か、隠し味に日本酒55升…さ、砂糖が220キロ?…。…全部繰り返しちゃった…。
これで3万食以上の芋煮を一度に作るというのである。とんでもないこと考えたな。まさに日本一!

僕は「味見式」というやつで、山形市長さんらと共にできたての最初の1杯を食べさせてもらったのだが、これが旨かった!
「鍋は大人数分を1度に作った方が旨い」というのはよく聞くが、いくらなんでも3万人分いっぺんに作るというのは
想定外であろう。「ちょっと味うすいなー」と思ったところで醤油を何リットルぐらい足せばいいのか見当も付かない。
しかし、その芋煮は美味であった。
これも17年間の歴史で完成させた味なのであろうなあ。


心配していた天気は、朝方土砂降り→僕が到着する頃は曇り→やがて晴れ。
あまりの日差しに傘が日傘の代わりに!→ライブ直前、パラパラと→ライブ中に雨、やむ。という具合。
俺は天気の神ではないが(当たり前だ)、天気の神様はこっち側についている、といったところか。

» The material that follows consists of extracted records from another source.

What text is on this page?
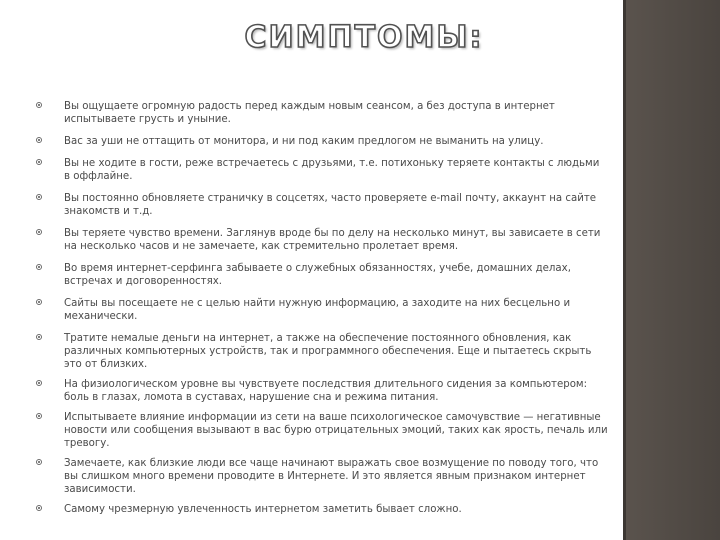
СИМПТОМЫ:
Вы ощущаете огромную радость перед каждым новым сеансом, а без доступа в интернет испытываете грусть и уныние.
Вас за уши не оттащить от монитора, и ни под каким предлогом не выманить на улицу.
Вы не ходите в гости, реже встречаетесь с друзьями, т.е. потихоньку теряете контакты с людьми в оффлайне.
Вы постоянно обновляете страничку в соцсетях, часто проверяете е-mail почту, аккаунт на сайте знакомств и т.д.
Вы теряете чувство времени. Заглянув вроде бы по делу на несколько минут, вы зависаете в сети на несколько часов и не замечаете, как стремительно пролетает время.
Во время интернет-серфинга забываете о служебных обязанностях, учебе, домашних делах, встречах и договоренностях.
Сайты вы посещаете не с целью найти нужную информацию, а заходите на них бесцельно и механически.
Тратите немалые деньги на интернет, а также на обеспечение постоянного обновления, как различных компьютерных устройств, так и программного обеспечения. Еще и пытаетесь скрыть это от близких.
На физиологическом уровне вы чувствуете последствия длительного сидения за компьютером: боль в глазах, ломота в суставах, нарушение сна и режима питания.
Испытываете влияние информации из сети на ваше психологическое самочувствие — негативные новости или сообщения вызывают в вас бурю отрицательных эмоций, таких как ярость, печаль или тревогу.
Замечаете, как близкие люди все чаще начинают выражать свое возмущение по поводу того, что вы слишком много времени проводите в Интернете. И это является явным признаком интернет зависимости.
Самому чрезмерную увлеченность интернетом заметить бывает сложно.
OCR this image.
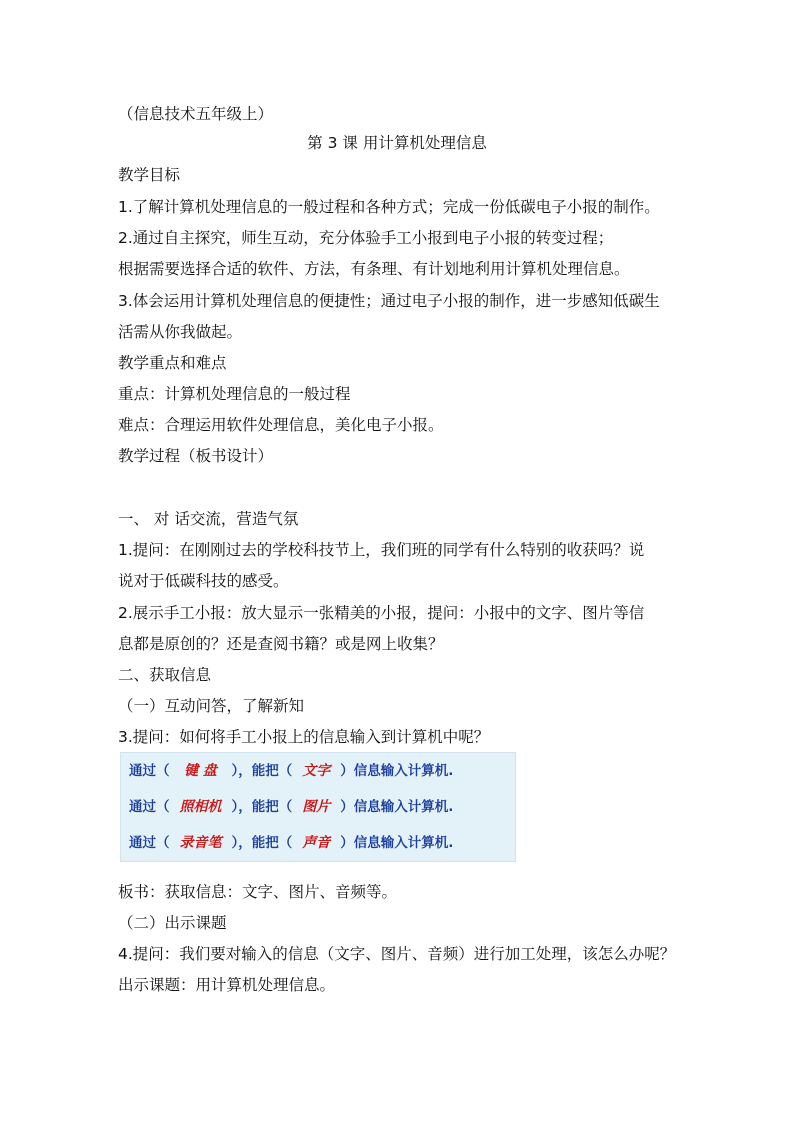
（信息技术五年级上）
第 3 课 用计算机处理信息
教学目标
1.了解计算机处理信息的一般过程和各种方式；完成一份低碳电子小报的制作。
2.通过自主探究，师生互动，充分体验手工小报到电子小报的转变过程；
根据需要选择合适的软件、方法，有条理、有计划地利用计算机处理信息。
3.体会运用计算机处理信息的便捷性；通过电子小报的制作，进一步感知低碳生
活需从你我做起。
教学重点和难点
重点：计算机处理信息的一般过程
难点：合理运用软件处理信息，美化电子小报。
教学过程（板书设计）
一、 对 话交流，营造气氛
1.提问：在刚刚过去的学校科技节上，我们班的同学有什么特别的收获吗？说
说对于低碳科技的感受。
2.展示手工小报：放大显示一张精美的小报，提问：小报中的文字、图片等信
息都是原创的？还是查阅书籍？或是网上收集？
二、获取信息
（一）互动问答，了解新知
3.提问：如何将手工小报上的信息输入到计算机中呢？
通过（ 键 盘 ），能把（ 文字 ）信息输入计算机.
通过（ 照相机 ），能把（ 图片 ）信息输入计算机.
通过（ 录音笔 ），能把（ 声音 ）信息输入计算机.
板书：获取信息：文字、图片、音频等。
（二）出示课题
4.提问：我们要对输入的信息（文字、图片、音频）进行加工处理，该怎么办呢？
出示课题：用计算机处理信息。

その場から生中継で放送されていた山形放送ラジオの特別番組の中で5曲。放送終了後に4曲ライブ。
やはり外で歌うのは気持ちのいいものです。

ライブ終了後、仙台の自宅へと戻る小林と別れ、山形新幹線にて東京戻り。
なぜに新幹線の車内販売で買ったビールはまずいのであろうか。